Opinion
DUFF, J.In this appeal we are asked to decide whether appellant’s daughter had become “otherwise emancipated” within the contemplation of the parties’ separation agreement by virtue of her full-time employment from which she earned $15,260 per annum. The trial court ruled that the daughter’s employment did not result in such emancipation and denied appellant’s motion to be relieved of further child support payments. Finding such ruling to be erroneous, we reverse and remand with directions to enter an order consistent with the view expressed herein.
Charles R. and Dawn M. Ware were divorced by a final decree a vinculo matrimonii entered on November 18, 1982. Incorporated into the decree was a property settlement agreement, dated April 30, 1982. This agreement was drafted on the stationery of Dawn M. Ware’s counsel and at argument, Mr. Ware represented that he was without counsel at that time in the proceedings. Custody of the parties’ two minor children was granted to their mother, and the agreement required Charles R. Ware to pay $250 per child per month for their support. The specific language pertinent to this appeal obligated such payment “on the first day of each and every month thereafter until the children have reached the age of twenty-one years, married, died, or become otherwise emancipated, so long as the children are living at home with the wife and the wife is supporting the children.” (emphasis added).
After her graduation from high school, one of the children, Patricia, then seventeen years of age, began working for Mount Vernon Hospital in Alexandria, Virginia, on a full-time basis, earning wages of $7.34 per hour (approximately $15,260 per annum). Her employment was with the knowledge and consent of her mother. The income was paid directly to Patricia, who spent it as she desired. Her mother testified that Patricia was “banking” her wages for future expenses and “luxury items.” Patricia continued to live with her mother and took evening and weekend classes at a local community college. Upon learning of his daughter’s full-time employment, Charles R. Ware reduced the total monthly child support payment by $250 and moved the court for a decree *354that Patricia, now eighteen, had become “otherwise emancipated,” as contemplated by the terms of the property settlement agreement. The court denied the motion and this appeal followed.

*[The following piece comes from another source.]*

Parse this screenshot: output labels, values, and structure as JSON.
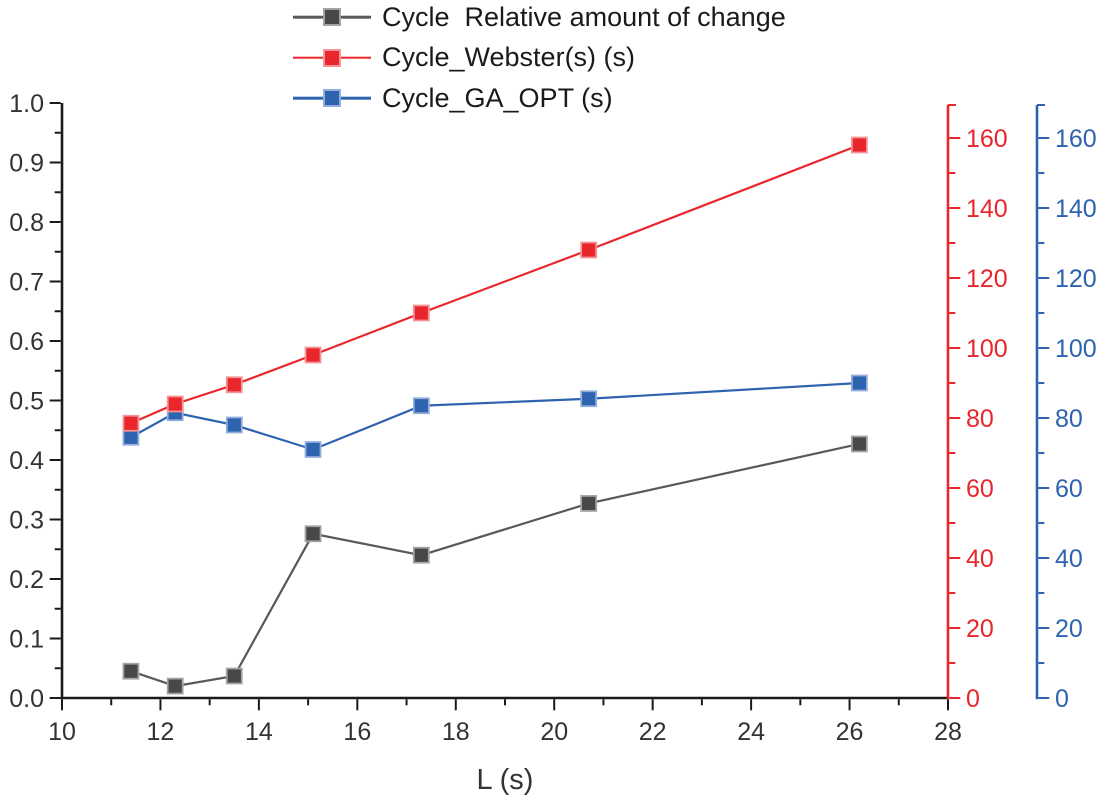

The narrow issue before us is whether the phrase, “otherwise emancipated,” in the property settlement agreement was intended by the parties to include the situation where one of the children became employed full-time. Appellant obligated himself to pay child support until the children reached twenty-one years of age, three years beyond legal maturity. But by the terms of the agreement, this obligation was not absolute; it ceased if a child married, died or no longer lived at home with Mrs. Ware. It also ceased if a child should “became otherwise emancipated.”

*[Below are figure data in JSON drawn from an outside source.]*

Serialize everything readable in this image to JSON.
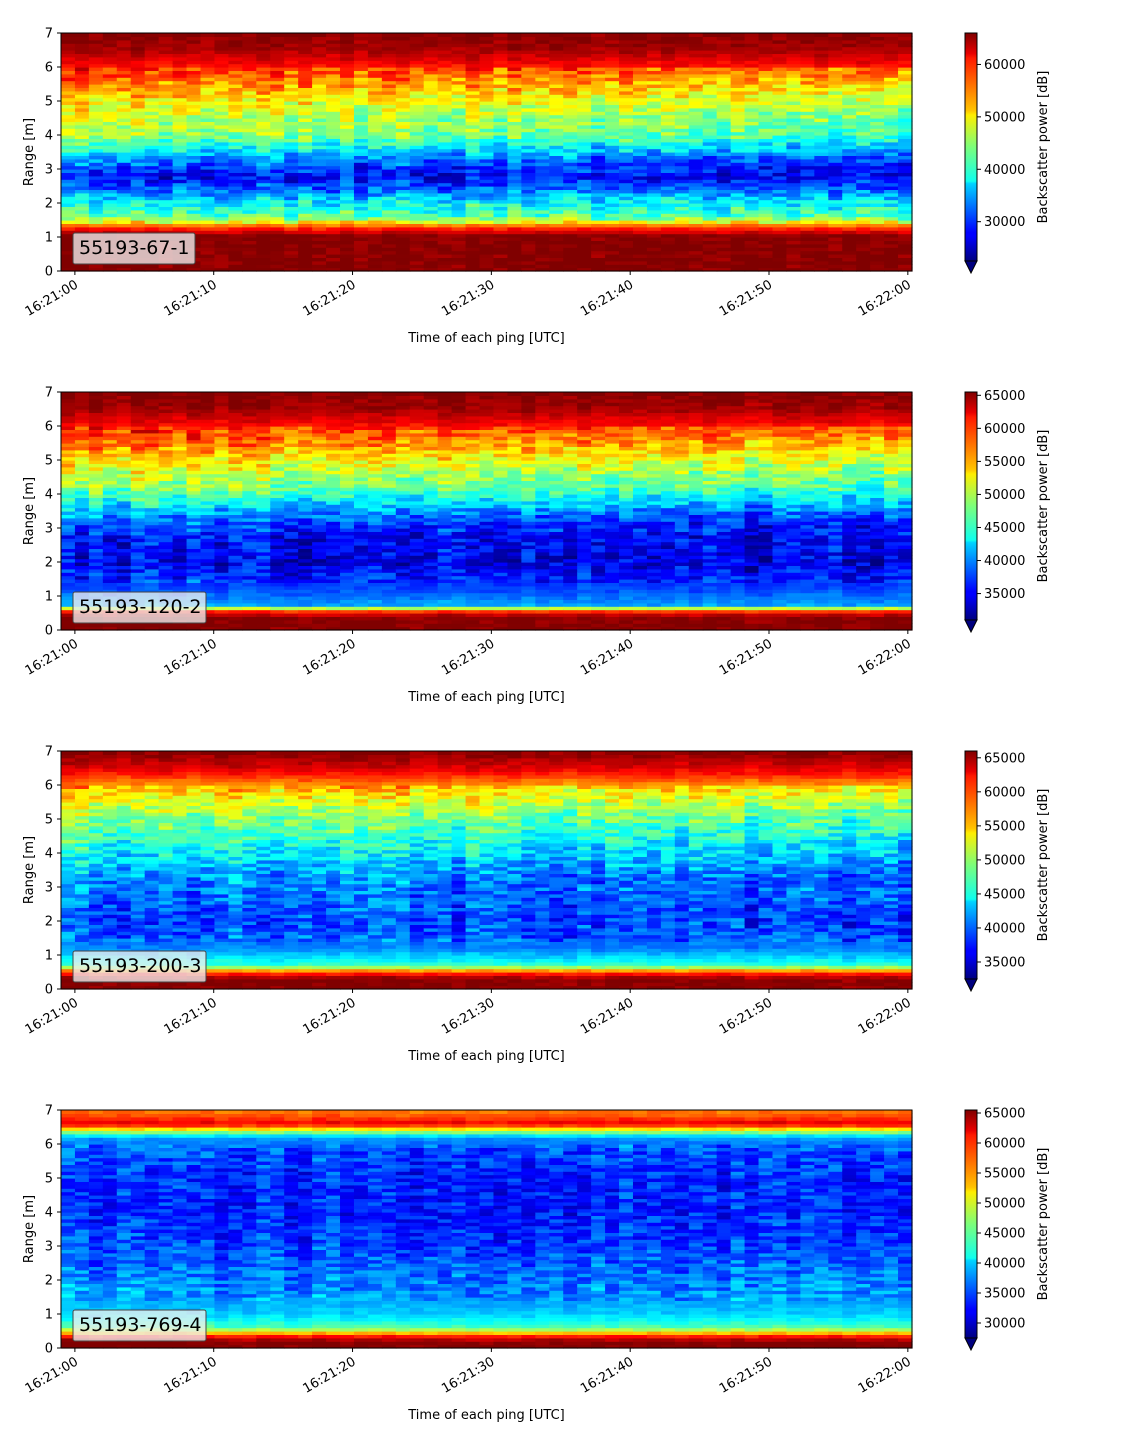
{
  "chart_data": [
    {
      "type": "heatmap",
      "label": "55193-67-1",
      "xlabel": "Time of each ping [UTC]",
      "ylabel": "Range [m]",
      "x_ticks": [
        "16:21:00",
        "16:21:10",
        "16:21:20",
        "16:21:30",
        "16:21:40",
        "16:21:50",
        "16:22:00"
      ],
      "x_range_s": [
        -1,
        60.3
      ],
      "ylim": [
        0,
        7
      ],
      "y_ticks": [
        0,
        1,
        2,
        3,
        4,
        5,
        6,
        7
      ],
      "colorbar": {
        "label": "Backscatter power [dB]",
        "colormap": "jet",
        "range": [
          22500,
          66000
        ],
        "ticks": [
          30000,
          40000,
          50000,
          60000
        ],
        "extend": "min"
      },
      "profile": [
        {
          "r": 0.0,
          "v": 66000
        },
        {
          "r": 0.25,
          "v": 66000
        },
        {
          "r": 1.05,
          "v": 66000
        },
        {
          "r": 1.3,
          "v": 58000
        },
        {
          "r": 1.6,
          "v": 43000
        },
        {
          "r": 2.0,
          "v": 39500
        },
        {
          "r": 2.4,
          "v": 33000
        },
        {
          "r": 2.8,
          "v": 28000
        },
        {
          "r": 3.2,
          "v": 34000
        },
        {
          "r": 3.6,
          "v": 40000
        },
        {
          "r": 4.0,
          "v": 46000
        },
        {
          "r": 4.5,
          "v": 48000
        },
        {
          "r": 5.0,
          "v": 51000
        },
        {
          "r": 5.5,
          "v": 56000
        },
        {
          "r": 6.0,
          "v": 60000
        },
        {
          "r": 6.5,
          "v": 64500
        },
        {
          "r": 7.0,
          "v": 66000
        }
      ],
      "noise": 4500,
      "trend": -5000
    },
    {
      "type": "heatmap",
      "label": "55193-120-2",
      "xlabel": "Time of each ping [UTC]",
      "ylabel": "Range [m]",
      "x_ticks": [
        "16:21:00",
        "16:21:10",
        "16:21:20",
        "16:21:30",
        "16:21:40",
        "16:21:50",
        "16:22:00"
      ],
      "x_range_s": [
        -1,
        60.3
      ],
      "ylim": [
        0,
        7
      ],
      "y_ticks": [
        0,
        1,
        2,
        3,
        4,
        5,
        6,
        7
      ],
      "colorbar": {
        "label": "Backscatter power [dB]",
        "colormap": "jet",
        "range": [
          31000,
          65500
        ],
        "ticks": [
          35000,
          40000,
          45000,
          50000,
          55000,
          60000,
          65000
        ],
        "extend": "min"
      },
      "profile": [
        {
          "r": 0.0,
          "v": 65500
        },
        {
          "r": 0.4,
          "v": 65500
        },
        {
          "r": 0.55,
          "v": 60000
        },
        {
          "r": 0.75,
          "v": 41000
        },
        {
          "r": 1.2,
          "v": 38000
        },
        {
          "r": 2.0,
          "v": 35000
        },
        {
          "r": 2.8,
          "v": 36000
        },
        {
          "r": 3.5,
          "v": 42000
        },
        {
          "r": 4.2,
          "v": 49000
        },
        {
          "r": 5.0,
          "v": 54000
        },
        {
          "r": 5.5,
          "v": 58000
        },
        {
          "r": 6.0,
          "v": 61000
        },
        {
          "r": 6.5,
          "v": 64500
        },
        {
          "r": 7.0,
          "v": 65500
        }
      ],
      "noise": 3500,
      "trend": -3500
    },
    {
      "type": "heatmap",
      "label": "55193-200-3",
      "xlabel": "Time of each ping [UTC]",
      "ylabel": "Range [m]",
      "x_ticks": [
        "16:21:00",
        "16:21:10",
        "16:21:20",
        "16:21:30",
        "16:21:40",
        "16:21:50",
        "16:22:00"
      ],
      "x_range_s": [
        -1,
        60.3
      ],
      "ylim": [
        0,
        7
      ],
      "y_ticks": [
        0,
        1,
        2,
        3,
        4,
        5,
        6,
        7
      ],
      "colorbar": {
        "label": "Backscatter power [dB]",
        "colormap": "jet",
        "range": [
          32500,
          66000
        ],
        "ticks": [
          35000,
          40000,
          45000,
          50000,
          55000,
          60000,
          65000
        ],
        "extend": "min"
      },
      "profile": [
        {
          "r": 0.0,
          "v": 66000
        },
        {
          "r": 0.3,
          "v": 66000
        },
        {
          "r": 0.5,
          "v": 60000
        },
        {
          "r": 0.7,
          "v": 47000
        },
        {
          "r": 1.2,
          "v": 41000
        },
        {
          "r": 2.0,
          "v": 39000
        },
        {
          "r": 2.8,
          "v": 40500
        },
        {
          "r": 3.5,
          "v": 43000
        },
        {
          "r": 4.2,
          "v": 46000
        },
        {
          "r": 5.0,
          "v": 50000
        },
        {
          "r": 5.5,
          "v": 53000
        },
        {
          "r": 6.0,
          "v": 57000
        },
        {
          "r": 6.5,
          "v": 63000
        },
        {
          "r": 7.0,
          "v": 66000
        }
      ],
      "noise": 3500,
      "trend": -2500
    },
    {
      "type": "heatmap",
      "label": "55193-769-4",
      "xlabel": "Time of each ping [UTC]",
      "ylabel": "Range [m]",
      "x_ticks": [
        "16:21:00",
        "16:21:10",
        "16:21:20",
        "16:21:30",
        "16:21:40",
        "16:21:50",
        "16:22:00"
      ],
      "x_range_s": [
        -1,
        60.3
      ],
      "ylim": [
        0,
        7
      ],
      "y_ticks": [
        0,
        1,
        2,
        3,
        4,
        5,
        6,
        7
      ],
      "colorbar": {
        "label": "Backscatter power [dB]",
        "colormap": "jet",
        "range": [
          27500,
          65500
        ],
        "ticks": [
          30000,
          35000,
          40000,
          45000,
          50000,
          55000,
          60000,
          65000
        ],
        "extend": "min"
      },
      "profile": [
        {
          "r": 0.0,
          "v": 65500
        },
        {
          "r": 0.2,
          "v": 65500
        },
        {
          "r": 0.35,
          "v": 60000
        },
        {
          "r": 0.6,
          "v": 45000
        },
        {
          "r": 1.0,
          "v": 40000
        },
        {
          "r": 1.5,
          "v": 38000
        },
        {
          "r": 2.0,
          "v": 37000
        },
        {
          "r": 3.0,
          "v": 34500
        },
        {
          "r": 4.0,
          "v": 33500
        },
        {
          "r": 5.0,
          "v": 33500
        },
        {
          "r": 5.8,
          "v": 35000
        },
        {
          "r": 6.2,
          "v": 38000
        },
        {
          "r": 6.45,
          "v": 52000
        },
        {
          "r": 6.6,
          "v": 62000
        },
        {
          "r": 6.8,
          "v": 58000
        },
        {
          "r": 7.0,
          "v": 56000
        }
      ],
      "noise": 3500,
      "trend": 0
    }
  ]
}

Paul v. Paul, 214 Va. 651, 203 S.E.2d 123 (1974), is instructive in approaching the issue before us. In Paul, the Supreme Court held that the intent of the parties at the time of executing a property settlement agreement similar to the one in this case was to provide support until age twenty-one, “unless emancipation under the then existing law” occurred. Id. at 654, 203 S.E.2d at 125-26. In Buxton v. Bishop, 185 Va. 1, 37 S.E.2d 755 (1946), the Supreme Court held that a twenty-year old son had become emancipated by working away from home, being employed and spending his wages as he alone desired. In Buxton, Williston on Contracts was quoted, with approval, as follows:
Such emancipation may be by express agreement or may be shown by the circumstances of the case. Thus if, with his parents’ express or implied consent, a minor makes a contract for his services under which he is personally to receive the benefits of the contract, he is thereby emancipated.
Paul and Buxton constituted the law existing in the Commonwealth at the time the property settlement agreement in this case was executed. We hold that the parties intended the phrase, “otherwise emancipated,” to contemplate any act of emancipation recognized in law, including the full-time employment of Patricia by which she earned sufficient funds to fully provide for herself.
Accordingly, the order appealed from is reversed and the cause remanded with directions to enter an appropriate order consistent herewith.
*355 Reversed and remanded.
Baker, J., and Coleman, J., concurred.